Pinard provides a set of python functionalities dedicated to the preprocessing and processing of NIRS data and allows the fast development of prediction models thanks to the extension of scikit-learn pipelines:

- Collection of spectra preprocessings: Baseline, StandardNormalVariate, RobustNormalVariate, SavitzkyGolay, Normalize, Detrend, MultiplicativeScatterCorrection, Derivate, Gaussian, Haar, Wavelet...,
- Collection of splitting methods based of spectra similarity metrics: Kennard Stone, SPXY, random sampling, stratified sampling, k-mean...,
- An extension of sklearn pipelines to provide 2D tensors to keras regressors.

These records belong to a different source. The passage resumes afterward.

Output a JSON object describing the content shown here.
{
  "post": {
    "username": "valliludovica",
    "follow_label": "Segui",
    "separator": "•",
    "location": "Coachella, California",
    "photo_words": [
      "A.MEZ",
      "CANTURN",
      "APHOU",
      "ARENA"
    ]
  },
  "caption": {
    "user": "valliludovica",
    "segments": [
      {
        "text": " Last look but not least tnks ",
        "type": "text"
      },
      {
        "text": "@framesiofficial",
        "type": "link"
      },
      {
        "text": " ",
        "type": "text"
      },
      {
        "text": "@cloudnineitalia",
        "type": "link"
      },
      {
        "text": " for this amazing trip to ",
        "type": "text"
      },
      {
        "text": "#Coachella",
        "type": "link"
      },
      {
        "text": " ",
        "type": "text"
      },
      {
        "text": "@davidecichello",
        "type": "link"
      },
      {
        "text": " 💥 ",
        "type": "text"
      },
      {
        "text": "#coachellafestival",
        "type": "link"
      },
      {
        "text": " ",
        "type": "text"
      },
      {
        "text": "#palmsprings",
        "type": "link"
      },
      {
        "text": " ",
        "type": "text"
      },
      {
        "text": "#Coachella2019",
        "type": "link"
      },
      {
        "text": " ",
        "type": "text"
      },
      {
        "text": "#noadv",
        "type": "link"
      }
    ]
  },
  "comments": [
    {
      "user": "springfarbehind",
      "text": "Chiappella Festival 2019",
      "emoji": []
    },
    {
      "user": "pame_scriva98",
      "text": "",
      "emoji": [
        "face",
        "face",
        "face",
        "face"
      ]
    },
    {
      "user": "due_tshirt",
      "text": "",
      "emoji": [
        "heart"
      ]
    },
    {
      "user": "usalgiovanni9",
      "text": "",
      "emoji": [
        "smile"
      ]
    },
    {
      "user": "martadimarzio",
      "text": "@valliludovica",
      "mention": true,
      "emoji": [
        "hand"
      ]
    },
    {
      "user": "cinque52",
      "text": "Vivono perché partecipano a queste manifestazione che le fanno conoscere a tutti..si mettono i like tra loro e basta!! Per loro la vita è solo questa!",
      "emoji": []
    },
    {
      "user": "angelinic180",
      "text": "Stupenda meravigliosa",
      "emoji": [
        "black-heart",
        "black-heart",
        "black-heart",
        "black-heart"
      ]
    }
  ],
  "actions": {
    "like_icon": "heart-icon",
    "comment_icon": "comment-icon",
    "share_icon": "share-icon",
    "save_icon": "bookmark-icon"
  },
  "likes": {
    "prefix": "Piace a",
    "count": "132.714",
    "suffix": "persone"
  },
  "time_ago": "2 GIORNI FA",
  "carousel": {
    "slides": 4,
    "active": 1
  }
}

Moreover, because Pinard extends scikit-learn, all scikit-learn features are natively available (split, regressor, etc.).

## Authors

Pinard is a python package developed at CIRAD (www.cirad.fr) by Grégory Beurier (beurier@cirad.fr) in collaboration with Denis Cornet (denis.cornet@cirad.fr) and Lauriane Rouan (lauriane.rouan@cirad.fr)


## INSTALLATION

pip install pinard

## USAGE

Examples can be executed on google collab:
- https://colab.research.google.com/github/GBeurier/pinard/blob/main/examples/simple_pipelines.ipynb
- https://colab.research.google.com/github/GBeurier/pinard/blob/main/examples/stacking.ipynb

more to come soon...

## ROADMAP

- Sklearn compatibility:
    - Extend sklearn pipeline to fully integrate data augmentation (x,y along the pipeline management)
    - Extend sklearn pipeline to integrate  validation data (required for Deep Learning tuning)
    - Add folds and iterable results to all splitting methods (cross validation / KFold compatibility)
- Ease of use:
    - Extend model_selection helpers (metrics, methods, etc.)
    - Provide dedicated serialization methods to avoid compatibility problems between different frameworks (i.e. Keras + sklearn)
- Data augmentation:
    - Auto-balance sample augmentation based on groups/classes/metric - augmentation count replaced by ratio/weight
    - Allow augmentation methods parameters